Se divertían juntos. Entre ellos había química, complicidad. La vida se resumía en buenos ratos, risas, sexo, besos y caricias. Pero, como era de esperar, no estaban en el mismo punto.
Maldito punto que resume la vida a un viejo escorzo desgastado.
Como es bien sabido, en toda relación siempre hay uno que siente más. Nadie sabe por qué mierdas pasa eso, pero es así.
Ella no estaba preparada para tener nada serio. Sin embargo, él no podía dejar de mirarla por las noches, imaginando una vida a su lado. Ella, simplemente, dormía. Él soñaba con sus besos.
Ambos seguían las pautas que desembocaban en la solución de la misma ecuación que, sin palabras, habían acordado: nada de llamadas a media noche, nada de te quieros ni de palabras de amor llenas de melancolía. Él no las decía, ella no las esperaba.
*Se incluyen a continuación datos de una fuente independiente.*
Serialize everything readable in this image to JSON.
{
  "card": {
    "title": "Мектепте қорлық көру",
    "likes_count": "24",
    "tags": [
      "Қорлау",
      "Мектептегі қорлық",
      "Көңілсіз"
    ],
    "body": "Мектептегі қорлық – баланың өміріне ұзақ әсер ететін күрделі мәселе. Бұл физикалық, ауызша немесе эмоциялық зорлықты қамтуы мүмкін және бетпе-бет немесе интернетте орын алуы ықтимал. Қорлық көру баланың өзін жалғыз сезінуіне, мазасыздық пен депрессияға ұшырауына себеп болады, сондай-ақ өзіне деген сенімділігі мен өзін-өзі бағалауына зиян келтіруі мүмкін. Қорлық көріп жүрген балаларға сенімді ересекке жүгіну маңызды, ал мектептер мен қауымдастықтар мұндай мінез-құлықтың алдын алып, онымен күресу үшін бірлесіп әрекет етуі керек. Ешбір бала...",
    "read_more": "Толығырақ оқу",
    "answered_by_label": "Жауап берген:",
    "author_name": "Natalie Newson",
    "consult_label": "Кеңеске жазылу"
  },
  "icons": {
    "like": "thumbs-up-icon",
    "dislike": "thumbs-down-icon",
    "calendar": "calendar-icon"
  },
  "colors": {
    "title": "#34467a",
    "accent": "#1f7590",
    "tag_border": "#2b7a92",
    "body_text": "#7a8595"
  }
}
Él sabía que aquello no duraría más de lo que dura un verano. Ella se lo había dicho desde el principio: simplemente no podía querer, no sabía hacerlo. Supo una vez, creo, pero se le olvidó rápido. Estaba cansada –decía- de promesas sin cumplir, de remordimientos por las noches, de besos que no valen nada. Ahora prefería vivir cada momento, no apegarse a nada ni nadie. Tan solo quería respirar y sentirse viva.